Everything, including our bodies, work off a budget. If your bank account is dwindling and the only thing coming in is bills, you make a risk assessment. What bills can you afford to pay, and which services do you cancel? You have to pay rent/mortgage and utilities. So maybe you give up cable and internet. The brain makes the same assessment. Glucose is the body’s primary fuel source. And, like money, if a limited amount is coming in, the brain has to budget accordingly. But the body doesn’t store glucose long term. It does, however, store glycogen in the muscles that it reconverts to glucose in a pinch. Before the body opens the fat closet, it starts breaking down muscle mass to burn as fuel. The brain considers muscle expendable and sacrifices it under collateral damage. If you were snowed in without fuel to heat your house, how many days would it take before you started breaking up the furniture to burn as fuel?
Don’t sacrifice muscle at the expense of weight loss; it’s too valuable.
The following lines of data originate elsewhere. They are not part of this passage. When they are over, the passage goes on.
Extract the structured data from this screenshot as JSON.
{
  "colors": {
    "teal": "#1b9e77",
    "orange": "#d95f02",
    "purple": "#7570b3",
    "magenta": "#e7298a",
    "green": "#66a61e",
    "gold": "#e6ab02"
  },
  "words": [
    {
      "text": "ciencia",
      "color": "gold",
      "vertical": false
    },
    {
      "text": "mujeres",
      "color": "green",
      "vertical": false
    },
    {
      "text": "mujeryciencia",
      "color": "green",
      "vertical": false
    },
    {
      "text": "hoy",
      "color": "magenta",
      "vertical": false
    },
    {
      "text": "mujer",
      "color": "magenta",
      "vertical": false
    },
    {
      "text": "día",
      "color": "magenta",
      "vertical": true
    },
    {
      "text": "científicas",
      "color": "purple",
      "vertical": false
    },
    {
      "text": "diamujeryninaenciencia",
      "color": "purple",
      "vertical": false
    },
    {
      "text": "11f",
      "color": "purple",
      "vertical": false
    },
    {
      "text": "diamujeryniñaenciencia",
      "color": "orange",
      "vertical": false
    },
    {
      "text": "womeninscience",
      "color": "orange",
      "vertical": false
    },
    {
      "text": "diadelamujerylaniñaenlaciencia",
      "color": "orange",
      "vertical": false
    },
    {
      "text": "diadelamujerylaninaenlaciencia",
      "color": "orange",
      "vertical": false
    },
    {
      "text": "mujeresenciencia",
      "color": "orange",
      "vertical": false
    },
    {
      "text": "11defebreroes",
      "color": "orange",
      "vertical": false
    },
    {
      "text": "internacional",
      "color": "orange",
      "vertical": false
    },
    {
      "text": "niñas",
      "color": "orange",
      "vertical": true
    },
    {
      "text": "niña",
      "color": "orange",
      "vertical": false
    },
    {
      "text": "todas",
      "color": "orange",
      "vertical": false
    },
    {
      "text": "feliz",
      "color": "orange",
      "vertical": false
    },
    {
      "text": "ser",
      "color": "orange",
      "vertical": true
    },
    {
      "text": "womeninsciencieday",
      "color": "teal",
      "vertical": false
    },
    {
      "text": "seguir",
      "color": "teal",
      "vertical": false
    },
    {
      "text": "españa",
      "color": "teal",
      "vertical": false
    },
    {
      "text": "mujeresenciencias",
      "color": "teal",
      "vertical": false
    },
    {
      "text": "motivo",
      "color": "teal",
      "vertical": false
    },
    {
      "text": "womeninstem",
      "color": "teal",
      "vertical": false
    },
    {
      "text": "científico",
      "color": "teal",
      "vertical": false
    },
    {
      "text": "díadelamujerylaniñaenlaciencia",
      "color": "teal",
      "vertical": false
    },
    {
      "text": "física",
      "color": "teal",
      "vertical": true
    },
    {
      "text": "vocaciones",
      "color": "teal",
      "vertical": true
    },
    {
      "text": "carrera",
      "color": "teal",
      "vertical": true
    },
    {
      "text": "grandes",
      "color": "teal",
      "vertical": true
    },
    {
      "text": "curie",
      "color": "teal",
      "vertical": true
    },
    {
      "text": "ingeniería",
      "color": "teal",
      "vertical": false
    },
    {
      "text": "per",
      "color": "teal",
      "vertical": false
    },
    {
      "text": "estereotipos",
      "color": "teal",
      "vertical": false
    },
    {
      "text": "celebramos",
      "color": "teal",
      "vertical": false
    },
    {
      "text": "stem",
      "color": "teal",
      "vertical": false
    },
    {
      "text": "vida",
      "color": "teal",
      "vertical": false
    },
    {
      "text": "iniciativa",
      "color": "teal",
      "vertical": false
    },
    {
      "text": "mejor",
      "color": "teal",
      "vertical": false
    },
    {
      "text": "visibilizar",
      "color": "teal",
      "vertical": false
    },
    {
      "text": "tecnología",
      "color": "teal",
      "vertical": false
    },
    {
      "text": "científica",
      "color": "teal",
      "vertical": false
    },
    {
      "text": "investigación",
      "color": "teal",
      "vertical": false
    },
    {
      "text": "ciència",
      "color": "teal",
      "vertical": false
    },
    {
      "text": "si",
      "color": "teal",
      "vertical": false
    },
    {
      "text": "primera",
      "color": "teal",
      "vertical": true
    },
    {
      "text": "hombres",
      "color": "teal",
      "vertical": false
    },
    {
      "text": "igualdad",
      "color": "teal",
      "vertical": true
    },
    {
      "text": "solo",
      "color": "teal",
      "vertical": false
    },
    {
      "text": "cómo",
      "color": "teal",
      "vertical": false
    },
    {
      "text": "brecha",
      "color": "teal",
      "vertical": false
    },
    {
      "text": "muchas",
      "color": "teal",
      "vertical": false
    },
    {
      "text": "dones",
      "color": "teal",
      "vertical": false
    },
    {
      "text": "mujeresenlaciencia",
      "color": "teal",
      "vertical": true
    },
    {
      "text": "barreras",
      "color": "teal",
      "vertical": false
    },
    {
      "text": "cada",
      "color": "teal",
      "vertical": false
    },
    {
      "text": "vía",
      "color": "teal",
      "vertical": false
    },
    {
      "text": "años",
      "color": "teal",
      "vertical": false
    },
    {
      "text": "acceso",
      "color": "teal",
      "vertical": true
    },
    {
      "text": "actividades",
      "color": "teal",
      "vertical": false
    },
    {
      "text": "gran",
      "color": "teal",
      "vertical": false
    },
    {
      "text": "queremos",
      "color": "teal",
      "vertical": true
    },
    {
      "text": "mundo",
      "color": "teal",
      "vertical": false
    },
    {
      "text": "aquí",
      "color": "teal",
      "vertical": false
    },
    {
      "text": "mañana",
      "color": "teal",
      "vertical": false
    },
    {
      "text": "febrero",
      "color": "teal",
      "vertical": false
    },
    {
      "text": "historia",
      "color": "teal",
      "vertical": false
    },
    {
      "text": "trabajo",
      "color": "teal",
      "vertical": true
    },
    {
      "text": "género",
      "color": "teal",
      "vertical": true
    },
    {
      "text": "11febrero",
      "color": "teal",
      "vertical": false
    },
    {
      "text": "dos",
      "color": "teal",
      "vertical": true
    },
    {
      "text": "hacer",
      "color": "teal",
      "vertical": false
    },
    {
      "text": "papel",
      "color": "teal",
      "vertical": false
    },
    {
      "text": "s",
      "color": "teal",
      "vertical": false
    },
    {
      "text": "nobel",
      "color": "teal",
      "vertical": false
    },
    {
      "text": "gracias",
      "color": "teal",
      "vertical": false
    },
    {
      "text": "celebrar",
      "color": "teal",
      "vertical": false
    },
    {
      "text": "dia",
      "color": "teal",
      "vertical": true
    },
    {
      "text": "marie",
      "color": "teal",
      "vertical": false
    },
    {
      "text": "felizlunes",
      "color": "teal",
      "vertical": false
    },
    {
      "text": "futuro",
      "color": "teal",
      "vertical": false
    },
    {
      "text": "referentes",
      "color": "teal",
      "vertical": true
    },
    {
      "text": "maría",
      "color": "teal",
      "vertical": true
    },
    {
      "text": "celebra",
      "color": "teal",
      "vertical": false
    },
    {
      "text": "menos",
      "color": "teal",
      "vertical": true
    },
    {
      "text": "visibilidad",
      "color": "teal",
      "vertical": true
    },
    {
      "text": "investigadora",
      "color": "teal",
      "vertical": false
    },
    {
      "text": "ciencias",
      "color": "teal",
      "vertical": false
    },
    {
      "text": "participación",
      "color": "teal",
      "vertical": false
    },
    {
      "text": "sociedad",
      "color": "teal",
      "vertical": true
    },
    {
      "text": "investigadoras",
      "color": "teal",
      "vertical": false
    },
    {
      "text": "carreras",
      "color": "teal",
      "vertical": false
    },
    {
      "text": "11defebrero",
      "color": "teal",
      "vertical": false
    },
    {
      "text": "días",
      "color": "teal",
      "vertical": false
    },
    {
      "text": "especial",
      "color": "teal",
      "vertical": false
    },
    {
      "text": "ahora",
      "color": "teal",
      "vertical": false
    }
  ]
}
Instead, use it as a fat burner.
Competition body builders cycle their complex carbs. Two-three days on no carb puts them at the brink of ketosis right before the brain signals “starvation mode” and prevents the body from shedding fat, and begins cannibalizing muscle. The next day, they do a carbo load to trick the brain, then they resume two days with low carbs and a carbo-load the next, and so forth.